Receiving Hope blog article

We live in turbulent times. Internationally, there is tension between the United States and Russia over the recent bombing in Syria and talk of war in the Korean peninsula. Domestically, we’ve now added a snap general election to Brexit and a possible second independence referendum. Much closer to home I’ve had conversations with folk this week who are dealing with life-threatening illness, relationship breakdown, and job insecurity. Despite all our planning, our sophistication and our ingenuity, life has a habit of turning out differently than we had hoped.

Following the crucifixion and death of Jesus, two of his followers were travelling to Emmaus, struggling to deal with the way life had turned out. Their despair and disillusionment at what has happened is clearly stated in their words, “But we had hoped…” (Luke 24:21, NIV) It’s a reminder that, as followers of Jesus, we will encounter times of disappointment.

But in this incredible story, the risen Lord Jesus comes alongside these two followers in their doubt, confusion, and disappointment, and gives them a double revelation. The first comes on the journey, as Jesus walks alongside them, still unrecognised. Jesus rebukes them for their lack of faith and, “beginning with Moses and all the Prophets, explained to them what was said in the scriptures concerning himself” (Luke 24:27) They later talk of the effect this had on them: “Were not our hearts burning within us while he talked with us on the road and opening the scriptures to us?” (Luke 24:32).

The second revelation comes at the journey end, when, having invited Jesus to stay with them, he takes the bread, gives thanks, breaks it and begins to give it to them. It is as Jesus does this that Luke tells us their eyes were opened and they recognised the risen Lord Jesus (Luke 24:30-31).

I am struck that both revelations are gifts from Jesus to these two followers. There is nothing for them to do except to receive: to listen as Jesus speaks, to take the bread as Jesus gives it to them.

Two thousand years later, as we and those around us pass through times of doubt, confusion and disappointment these two routes to receiving hope remain open for us: the gift of Scripture and the gift of communion. When God’s Word is opened, God speaks. This astonishing gift through which God draws near to us and speaks words of life over our lives is a transforming one: God’s Word brings life and hope. And that Word always comes to us through the risen Lord Jesus Christ, our saviour who has overcome death itself!
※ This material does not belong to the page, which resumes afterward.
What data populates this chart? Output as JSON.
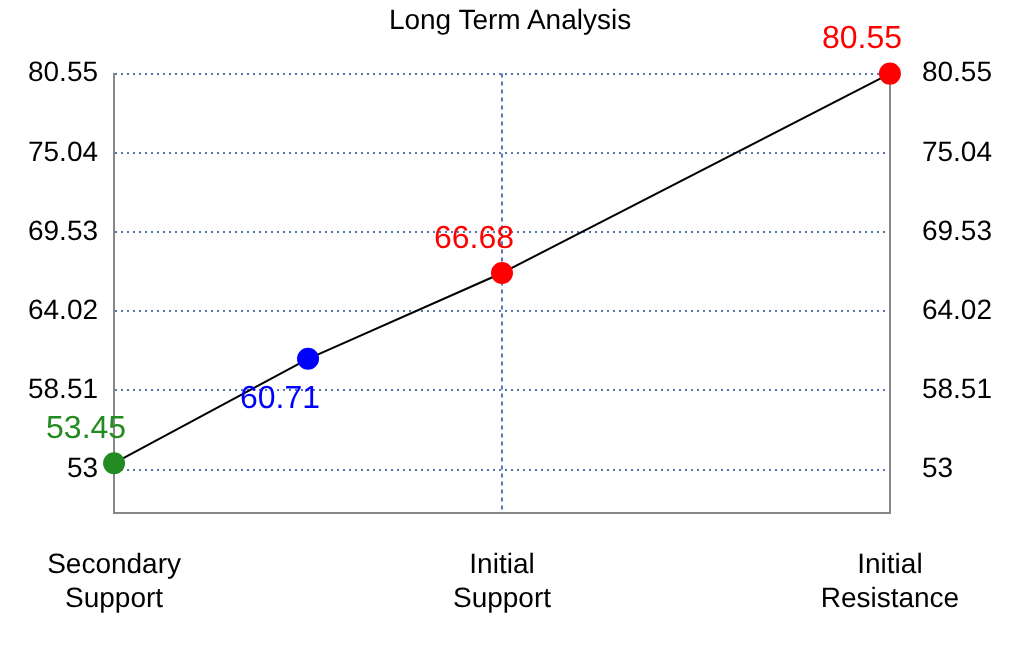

The gift of communion is another incredible moment of encounter with God. We always undertake it with an eye on the past, “Do this in remembrance of me” (Luke 22:19), reminding ourselves again of the great salvation that God has accomplished in and through Jesus. But we also undertake communion with our eyes on the future, “until he comes” (1 Corinthians 11:26). And when Jesus comes, he will usher in the new heavens and earth, where God himself will wipe every tear from our eyes; no more death or mourning or crying or pain. (Rev 21:4) The resurrection of Jesus Christ is the first fruits of that great new creation.

In our activist culture, in which we are encouraged to go out and secure for ourselves what we need and want, the Gospel is distinctly counter-cultural. God has done everything necessary for us: what we need to do is receive. Hope comes not by our effort, but as a gift from God through the resurrection of Jesus.